Personal and professional values that form the basis for the assessment of professional behaviour differ according to culture, which makes the pre-existing concept difficult to apply to students with non-Western backgrounds. Differences of opinion about unprofessional behaviour, based on different cultural values, can lead to friction about actual behaviours in the workplace. Participants see such differences as difficult to overcome, since a student will not easily change internalized values originating from his or her upbringing. Especially the descriptions of behaviours do not seem to be applicable to non-Western students according to the experts.
In Table 1 the ten final ideas from the NGT-process are illustrated with quotes from the expert panel meetings.
Development of the final model
We incorporated the ten ideas to improve the profiles and the variables that distinguish between the profiles in the pre-existing concept, paying close attention to the results of the thematic analysis of the transcripts. These amendments are described in Table 2.

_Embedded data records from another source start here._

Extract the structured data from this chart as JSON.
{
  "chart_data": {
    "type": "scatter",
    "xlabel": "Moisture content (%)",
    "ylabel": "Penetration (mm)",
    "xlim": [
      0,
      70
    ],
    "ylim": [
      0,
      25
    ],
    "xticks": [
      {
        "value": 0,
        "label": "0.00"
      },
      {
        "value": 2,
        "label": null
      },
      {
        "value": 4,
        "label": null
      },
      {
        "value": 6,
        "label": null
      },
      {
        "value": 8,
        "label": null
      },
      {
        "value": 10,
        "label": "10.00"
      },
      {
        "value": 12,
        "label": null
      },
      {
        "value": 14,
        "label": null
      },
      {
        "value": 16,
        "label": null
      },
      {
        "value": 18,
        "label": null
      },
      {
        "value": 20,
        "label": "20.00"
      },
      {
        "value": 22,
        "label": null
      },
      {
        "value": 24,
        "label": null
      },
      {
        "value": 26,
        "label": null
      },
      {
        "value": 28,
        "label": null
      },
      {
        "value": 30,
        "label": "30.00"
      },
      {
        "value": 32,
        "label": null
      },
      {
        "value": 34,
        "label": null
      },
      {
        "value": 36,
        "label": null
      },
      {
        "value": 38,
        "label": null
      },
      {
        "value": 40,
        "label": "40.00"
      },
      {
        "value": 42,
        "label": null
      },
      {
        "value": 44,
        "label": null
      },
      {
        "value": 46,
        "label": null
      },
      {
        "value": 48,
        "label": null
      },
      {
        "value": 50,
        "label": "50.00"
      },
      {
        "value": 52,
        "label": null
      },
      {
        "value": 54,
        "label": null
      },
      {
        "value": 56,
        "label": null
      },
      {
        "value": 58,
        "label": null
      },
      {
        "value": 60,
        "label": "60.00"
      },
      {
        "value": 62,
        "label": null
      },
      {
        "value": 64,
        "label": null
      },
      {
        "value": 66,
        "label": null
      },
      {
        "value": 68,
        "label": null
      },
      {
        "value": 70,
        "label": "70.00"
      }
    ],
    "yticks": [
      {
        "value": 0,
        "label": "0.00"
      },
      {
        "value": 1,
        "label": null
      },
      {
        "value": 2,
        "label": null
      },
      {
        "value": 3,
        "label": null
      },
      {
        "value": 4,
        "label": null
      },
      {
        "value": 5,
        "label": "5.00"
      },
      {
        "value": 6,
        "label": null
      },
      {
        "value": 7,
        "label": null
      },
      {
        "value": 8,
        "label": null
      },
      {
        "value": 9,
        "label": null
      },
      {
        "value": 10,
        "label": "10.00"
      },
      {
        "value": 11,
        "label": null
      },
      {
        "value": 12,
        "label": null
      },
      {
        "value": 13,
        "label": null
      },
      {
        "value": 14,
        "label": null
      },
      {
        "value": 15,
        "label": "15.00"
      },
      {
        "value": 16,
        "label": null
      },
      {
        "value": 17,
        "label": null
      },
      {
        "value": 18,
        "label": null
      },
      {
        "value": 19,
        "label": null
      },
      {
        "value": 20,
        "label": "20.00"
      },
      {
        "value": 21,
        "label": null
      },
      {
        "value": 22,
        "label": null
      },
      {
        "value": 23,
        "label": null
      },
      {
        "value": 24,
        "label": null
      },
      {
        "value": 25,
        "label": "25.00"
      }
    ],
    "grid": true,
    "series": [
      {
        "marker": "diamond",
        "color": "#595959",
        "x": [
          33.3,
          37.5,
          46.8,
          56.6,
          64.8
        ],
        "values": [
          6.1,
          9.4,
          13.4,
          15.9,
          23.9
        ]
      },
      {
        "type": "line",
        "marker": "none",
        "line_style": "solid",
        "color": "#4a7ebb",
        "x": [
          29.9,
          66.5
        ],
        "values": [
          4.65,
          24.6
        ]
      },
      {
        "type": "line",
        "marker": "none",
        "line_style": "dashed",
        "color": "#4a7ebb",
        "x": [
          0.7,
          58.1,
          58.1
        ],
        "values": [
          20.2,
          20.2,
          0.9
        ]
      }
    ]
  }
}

The highest ranked idea from the expert panel meetings was that reflectiveness and adaptability are two distinct distinguishing variables. This prompted us to devise a two-dimensional model of four profiles distinguished by two variables (see Fig. 3). The pre-existing profile no reliability is seen by our participants as normal behaviour, reflecting that unprofessional behaviour can accidentally happen. It is important that the student acknowledges the unprofessional behaviour, and demonstrates that he or she can learn from it. This profile is thus described as accidental behaviour in the final model. The pre-existing profile no reliability, no insight has been divided in two separate profiles. On the one hand, students’ behaviour that indicates a student’s insight without the possibility to adapt, in the final model described as struggling behaviour. On the other hand, students’ behaviour that show improvement, despite lacking insight, in the final model described as gaming-the-system behaviour. The pre-existing profile no reliability, no insight and no adaptability, describing a student displaying unprofessional behaviour without showing reflectiveness or adaptability over time, has not been changed. In the final model this profile is described as disavowing behaviour.
In the expert panel meetings attention has been given to causes for unprofessional behaviour. These ideas were among the lower ranked ideas to improve the pre-existing concept. The revised model does not depict these causes, as they can be equally relevant for any of the profiles.

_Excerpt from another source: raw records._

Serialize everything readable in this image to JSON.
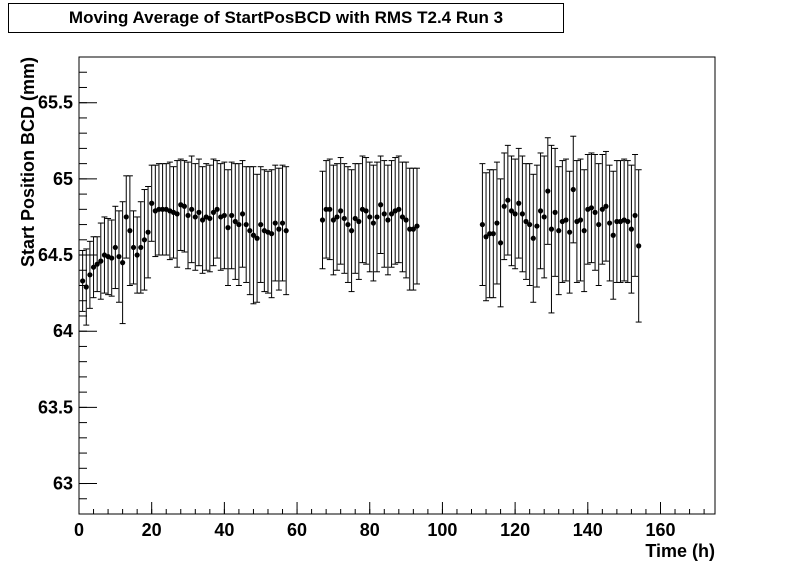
{
  "chart_data": {
    "type": "scatter",
    "title": "Moving Average of StartPosBCD with RMS T2.4 Run 3",
    "xlabel": "Time (h)",
    "ylabel": "Start Position BCD (mm)",
    "xlim": [
      0,
      175
    ],
    "ylim": [
      62.8,
      65.8
    ],
    "x_ticks": [
      0,
      20,
      40,
      60,
      80,
      100,
      120,
      140,
      160
    ],
    "y_ticks": [
      63,
      63.5,
      64,
      64.5,
      65,
      65.5
    ],
    "x_tick_labels": [
      "0",
      "20",
      "40",
      "60",
      "80",
      "100",
      "120",
      "140",
      "160"
    ],
    "y_tick_labels": [
      "63",
      "63.5",
      "64",
      "64.5",
      "65",
      "65.5"
    ],
    "grid": false,
    "legend": "none",
    "series": [
      {
        "name": "",
        "marker": "circle",
        "color": "#000000",
        "points": [
          {
            "x": 1,
            "y": 64.33,
            "err": 0.2
          },
          {
            "x": 2,
            "y": 64.29,
            "err": 0.25
          },
          {
            "x": 3,
            "y": 64.37,
            "err": 0.22
          },
          {
            "x": 4,
            "y": 64.42,
            "err": 0.2
          },
          {
            "x": 5,
            "y": 64.44,
            "err": 0.18
          },
          {
            "x": 6,
            "y": 64.46,
            "err": 0.25
          },
          {
            "x": 7,
            "y": 64.5,
            "err": 0.25
          },
          {
            "x": 8,
            "y": 64.49,
            "err": 0.25
          },
          {
            "x": 9,
            "y": 64.48,
            "err": 0.25
          },
          {
            "x": 10,
            "y": 64.55,
            "err": 0.27
          },
          {
            "x": 11,
            "y": 64.49,
            "err": 0.3
          },
          {
            "x": 12,
            "y": 64.45,
            "err": 0.4
          },
          {
            "x": 13,
            "y": 64.75,
            "err": 0.27
          },
          {
            "x": 14,
            "y": 64.66,
            "err": 0.36
          },
          {
            "x": 15,
            "y": 64.55,
            "err": 0.24
          },
          {
            "x": 16,
            "y": 64.5,
            "err": 0.25
          },
          {
            "x": 17,
            "y": 64.55,
            "err": 0.3
          },
          {
            "x": 18,
            "y": 64.6,
            "err": 0.33
          },
          {
            "x": 19,
            "y": 64.65,
            "err": 0.3
          },
          {
            "x": 20,
            "y": 64.84,
            "err": 0.25
          },
          {
            "x": 21,
            "y": 64.79,
            "err": 0.3
          },
          {
            "x": 22,
            "y": 64.8,
            "err": 0.3
          },
          {
            "x": 23,
            "y": 64.8,
            "err": 0.3
          },
          {
            "x": 24,
            "y": 64.8,
            "err": 0.3
          },
          {
            "x": 25,
            "y": 64.79,
            "err": 0.32
          },
          {
            "x": 26,
            "y": 64.78,
            "err": 0.3
          },
          {
            "x": 27,
            "y": 64.77,
            "err": 0.35
          },
          {
            "x": 28,
            "y": 64.83,
            "err": 0.3
          },
          {
            "x": 29,
            "y": 64.82,
            "err": 0.3
          },
          {
            "x": 30,
            "y": 64.76,
            "err": 0.35
          },
          {
            "x": 31,
            "y": 64.8,
            "err": 0.35
          },
          {
            "x": 32,
            "y": 64.75,
            "err": 0.35
          },
          {
            "x": 33,
            "y": 64.78,
            "err": 0.35
          },
          {
            "x": 34,
            "y": 64.73,
            "err": 0.35
          },
          {
            "x": 35,
            "y": 64.75,
            "err": 0.35
          },
          {
            "x": 36,
            "y": 64.74,
            "err": 0.35
          },
          {
            "x": 37,
            "y": 64.78,
            "err": 0.35
          },
          {
            "x": 38,
            "y": 64.8,
            "err": 0.32
          },
          {
            "x": 39,
            "y": 64.75,
            "err": 0.35
          },
          {
            "x": 40,
            "y": 64.76,
            "err": 0.35
          },
          {
            "x": 41,
            "y": 64.68,
            "err": 0.38
          },
          {
            "x": 42,
            "y": 64.76,
            "err": 0.35
          },
          {
            "x": 43,
            "y": 64.72,
            "err": 0.38
          },
          {
            "x": 44,
            "y": 64.7,
            "err": 0.4
          },
          {
            "x": 45,
            "y": 64.77,
            "err": 0.35
          },
          {
            "x": 46,
            "y": 64.7,
            "err": 0.38
          },
          {
            "x": 47,
            "y": 64.66,
            "err": 0.42
          },
          {
            "x": 48,
            "y": 64.63,
            "err": 0.45
          },
          {
            "x": 49,
            "y": 64.61,
            "err": 0.42
          },
          {
            "x": 50,
            "y": 64.7,
            "err": 0.38
          },
          {
            "x": 51,
            "y": 64.66,
            "err": 0.4
          },
          {
            "x": 52,
            "y": 64.65,
            "err": 0.4
          },
          {
            "x": 53,
            "y": 64.64,
            "err": 0.42
          },
          {
            "x": 54,
            "y": 64.71,
            "err": 0.38
          },
          {
            "x": 55,
            "y": 64.67,
            "err": 0.4
          },
          {
            "x": 56,
            "y": 64.71,
            "err": 0.38
          },
          {
            "x": 57,
            "y": 64.66,
            "err": 0.42
          },
          {
            "x": 67,
            "y": 64.73,
            "err": 0.32
          },
          {
            "x": 68,
            "y": 64.8,
            "err": 0.32
          },
          {
            "x": 69,
            "y": 64.8,
            "err": 0.33
          },
          {
            "x": 70,
            "y": 64.73,
            "err": 0.36
          },
          {
            "x": 71,
            "y": 64.75,
            "err": 0.35
          },
          {
            "x": 72,
            "y": 64.79,
            "err": 0.35
          },
          {
            "x": 73,
            "y": 64.74,
            "err": 0.36
          },
          {
            "x": 74,
            "y": 64.7,
            "err": 0.38
          },
          {
            "x": 75,
            "y": 64.66,
            "err": 0.4
          },
          {
            "x": 76,
            "y": 64.74,
            "err": 0.36
          },
          {
            "x": 77,
            "y": 64.72,
            "err": 0.38
          },
          {
            "x": 78,
            "y": 64.8,
            "err": 0.35
          },
          {
            "x": 79,
            "y": 64.79,
            "err": 0.35
          },
          {
            "x": 80,
            "y": 64.75,
            "err": 0.36
          },
          {
            "x": 81,
            "y": 64.71,
            "err": 0.38
          },
          {
            "x": 82,
            "y": 64.75,
            "err": 0.36
          },
          {
            "x": 83,
            "y": 64.83,
            "err": 0.32
          },
          {
            "x": 84,
            "y": 64.77,
            "err": 0.35
          },
          {
            "x": 85,
            "y": 64.73,
            "err": 0.36
          },
          {
            "x": 86,
            "y": 64.77,
            "err": 0.35
          },
          {
            "x": 87,
            "y": 64.79,
            "err": 0.35
          },
          {
            "x": 88,
            "y": 64.8,
            "err": 0.35
          },
          {
            "x": 89,
            "y": 64.75,
            "err": 0.36
          },
          {
            "x": 90,
            "y": 64.73,
            "err": 0.38
          },
          {
            "x": 91,
            "y": 64.67,
            "err": 0.4
          },
          {
            "x": 92,
            "y": 64.67,
            "err": 0.4
          },
          {
            "x": 93,
            "y": 64.69,
            "err": 0.38
          },
          {
            "x": 111,
            "y": 64.7,
            "err": 0.4
          },
          {
            "x": 112,
            "y": 64.62,
            "err": 0.42
          },
          {
            "x": 113,
            "y": 64.64,
            "err": 0.42
          },
          {
            "x": 114,
            "y": 64.64,
            "err": 0.42
          },
          {
            "x": 115,
            "y": 64.71,
            "err": 0.4
          },
          {
            "x": 116,
            "y": 64.58,
            "err": 0.42
          },
          {
            "x": 117,
            "y": 64.82,
            "err": 0.35
          },
          {
            "x": 118,
            "y": 64.86,
            "err": 0.36
          },
          {
            "x": 119,
            "y": 64.79,
            "err": 0.36
          },
          {
            "x": 120,
            "y": 64.77,
            "err": 0.36
          },
          {
            "x": 121,
            "y": 64.84,
            "err": 0.36
          },
          {
            "x": 122,
            "y": 64.77,
            "err": 0.38
          },
          {
            "x": 123,
            "y": 64.72,
            "err": 0.38
          },
          {
            "x": 124,
            "y": 64.7,
            "err": 0.4
          },
          {
            "x": 125,
            "y": 64.61,
            "err": 0.42
          },
          {
            "x": 126,
            "y": 64.69,
            "err": 0.4
          },
          {
            "x": 127,
            "y": 64.79,
            "err": 0.38
          },
          {
            "x": 128,
            "y": 64.75,
            "err": 0.4
          },
          {
            "x": 129,
            "y": 64.92,
            "err": 0.35
          },
          {
            "x": 130,
            "y": 64.67,
            "err": 0.55
          },
          {
            "x": 131,
            "y": 64.78,
            "err": 0.42
          },
          {
            "x": 132,
            "y": 64.66,
            "err": 0.42
          },
          {
            "x": 133,
            "y": 64.72,
            "err": 0.4
          },
          {
            "x": 134,
            "y": 64.73,
            "err": 0.4
          },
          {
            "x": 135,
            "y": 64.65,
            "err": 0.4
          },
          {
            "x": 136,
            "y": 64.93,
            "err": 0.35
          },
          {
            "x": 137,
            "y": 64.72,
            "err": 0.4
          },
          {
            "x": 138,
            "y": 64.73,
            "err": 0.4
          },
          {
            "x": 139,
            "y": 64.66,
            "err": 0.4
          },
          {
            "x": 140,
            "y": 64.8,
            "err": 0.36
          },
          {
            "x": 141,
            "y": 64.81,
            "err": 0.36
          },
          {
            "x": 142,
            "y": 64.78,
            "err": 0.38
          },
          {
            "x": 143,
            "y": 64.7,
            "err": 0.4
          },
          {
            "x": 144,
            "y": 64.8,
            "err": 0.36
          },
          {
            "x": 145,
            "y": 64.82,
            "err": 0.36
          },
          {
            "x": 146,
            "y": 64.71,
            "err": 0.38
          },
          {
            "x": 147,
            "y": 64.63,
            "err": 0.42
          },
          {
            "x": 148,
            "y": 64.72,
            "err": 0.4
          },
          {
            "x": 149,
            "y": 64.72,
            "err": 0.4
          },
          {
            "x": 150,
            "y": 64.73,
            "err": 0.4
          },
          {
            "x": 151,
            "y": 64.72,
            "err": 0.4
          },
          {
            "x": 152,
            "y": 64.67,
            "err": 0.42
          },
          {
            "x": 153,
            "y": 64.76,
            "err": 0.4
          },
          {
            "x": 154,
            "y": 64.56,
            "err": 0.5
          }
        ]
      }
    ]
  }
}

Validation of the results by member checking
After establishing all results, a draft of the results section of the manuscript was sent to the 31 participants of the study. They were asked to individually review the draft, and specially pay attention to Fig. 3. Three participants had left their institution and could not be reached anymore. One participant was not able to review the manuscript due to time constraints. Twenty-five participants returned the email. All but one of them validated the revised model as depicted in Fig. 3. Twenty of them delivered additional remarks on the draft of the result section. These remarks featured (1) the way of indicating that the profiles are dynamic, (2) the interdependency of reflectiveness and adaptability, and (3) the text of the result section. All remarks were discussed in the full research team. Based on this discussion we decided not to alter Fig. 3. However, we incorporated the experts’ remarks in the results and discussion sections of the manuscript.